Sunday, May 11, 2008

Bush not impressed with changes in Cuba

“Until there is a change of heart and a change of compassion and a change of how the Cuban government treats its people, there is no change at all.”

The above quote is from President George W. Bush's address to the Council of the Americas at the US State Department on May 7, 2008. With the resignation of Fidel Castro and the new presidency of his 76-year old brother, Raul Castro, many people are expecting a less strict, changed, "opening up", of the communist country.

Truth be told, while there has been some change, for many critics these have been seen as merely cosmetic. For others, it is a signal of a new day dawning, albeit slowly. However, Bush states that “If Cuba wants to join the community of civilized nations, then Cuban rulers must begin a process of peaceful and democratic change and the first step must be the release of all political prisoners.” He further stressed that US policies towards Cuba “…must not change until the people of Cuba are free.”

Today, Cubans can now stay at the same hotels as tourists if they can afford it, which unfortunately only a very few can do. Other changes that have been implemented include the fact that there is no longer a restriction on the purchase of computers, pressure cookers and taking out cellphone contracts. In referring to these changes, Bush noted that these are things that the average Cuban cannot afford anyway.

The American president stated that the reforms in Cuba are ‘empty gestures’ and accused Raul Castro of not being serious about implanting reforms in the communist island.

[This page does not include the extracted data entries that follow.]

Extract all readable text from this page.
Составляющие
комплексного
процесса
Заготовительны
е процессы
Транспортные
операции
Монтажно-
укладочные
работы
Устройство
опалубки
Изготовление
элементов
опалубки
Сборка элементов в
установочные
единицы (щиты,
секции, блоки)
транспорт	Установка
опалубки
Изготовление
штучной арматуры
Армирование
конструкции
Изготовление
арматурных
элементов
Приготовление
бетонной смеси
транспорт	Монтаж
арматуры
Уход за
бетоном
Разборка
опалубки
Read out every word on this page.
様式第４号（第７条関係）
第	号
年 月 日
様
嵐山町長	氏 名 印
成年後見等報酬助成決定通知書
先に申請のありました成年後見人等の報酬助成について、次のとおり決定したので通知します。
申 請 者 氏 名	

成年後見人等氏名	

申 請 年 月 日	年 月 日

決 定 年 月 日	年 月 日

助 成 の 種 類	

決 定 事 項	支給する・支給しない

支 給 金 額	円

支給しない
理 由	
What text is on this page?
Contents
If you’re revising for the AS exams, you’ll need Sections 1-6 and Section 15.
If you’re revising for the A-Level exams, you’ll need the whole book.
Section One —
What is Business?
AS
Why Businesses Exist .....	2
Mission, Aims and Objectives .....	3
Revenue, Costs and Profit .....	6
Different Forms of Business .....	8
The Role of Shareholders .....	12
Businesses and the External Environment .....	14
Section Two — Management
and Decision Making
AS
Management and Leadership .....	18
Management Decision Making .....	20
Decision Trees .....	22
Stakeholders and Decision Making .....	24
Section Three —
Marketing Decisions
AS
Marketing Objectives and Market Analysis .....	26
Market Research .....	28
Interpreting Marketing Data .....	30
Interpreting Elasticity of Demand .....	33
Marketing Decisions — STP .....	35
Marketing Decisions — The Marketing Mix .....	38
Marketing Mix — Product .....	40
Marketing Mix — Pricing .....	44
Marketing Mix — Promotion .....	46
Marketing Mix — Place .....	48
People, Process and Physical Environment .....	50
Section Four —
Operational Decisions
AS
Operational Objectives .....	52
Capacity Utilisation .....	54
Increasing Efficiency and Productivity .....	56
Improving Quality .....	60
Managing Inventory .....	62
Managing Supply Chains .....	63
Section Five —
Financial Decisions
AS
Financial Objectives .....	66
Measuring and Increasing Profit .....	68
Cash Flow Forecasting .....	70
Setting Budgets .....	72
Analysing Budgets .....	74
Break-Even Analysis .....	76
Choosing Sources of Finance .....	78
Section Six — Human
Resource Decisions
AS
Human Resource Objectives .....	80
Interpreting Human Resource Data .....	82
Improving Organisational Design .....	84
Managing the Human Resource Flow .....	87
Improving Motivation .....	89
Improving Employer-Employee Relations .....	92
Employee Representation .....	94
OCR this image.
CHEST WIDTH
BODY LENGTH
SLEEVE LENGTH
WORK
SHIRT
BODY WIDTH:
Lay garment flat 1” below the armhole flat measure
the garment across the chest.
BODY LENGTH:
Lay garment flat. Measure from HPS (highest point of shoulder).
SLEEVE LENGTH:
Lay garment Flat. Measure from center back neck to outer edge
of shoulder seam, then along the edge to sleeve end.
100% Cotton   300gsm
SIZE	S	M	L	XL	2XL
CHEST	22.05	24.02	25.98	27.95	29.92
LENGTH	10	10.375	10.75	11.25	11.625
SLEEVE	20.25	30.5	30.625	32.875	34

Interestingly, Jamaica’s current Prime Minister, Bruce Golding has done what no other Jamaica Labour Party leader has done before – visited Cuba and met with President Raul Castro. The Jamaican Prime Minister and his entourage made a state visit from May 4 – 7 to further cement ties with Cuba that already existed between the two islands thanks to the Socialist regime of the People’s National Party in the 1970s.

In a statement to Parliament on February 20, 2008 concerning Fidel Castro’s resignation, Prime Minister Golding said that “As far as Jamaica is concerned, we expect that under the new leadership that will emerge, good relations between our countries will continue. Indeed, just last week I received an official invitation from Acting President Raul Castro to pay an official visit to Cuba. I indicated to the Minister of Foreign Affairs that I am accepting the invitation and discussions will take place with the Cuban authorities to determine the appropriate time for that visit bearing in mind the transition that will now be underway.”

Although having good relations with the USA, Jamaica’s decades long relationship with Cuba has not been a major bone of contention since the 1980s. As such, Jamaicans are little concerned that this visit by the prime Minister will have any repercussions in spite of President Bush’s recent statements about the communist island.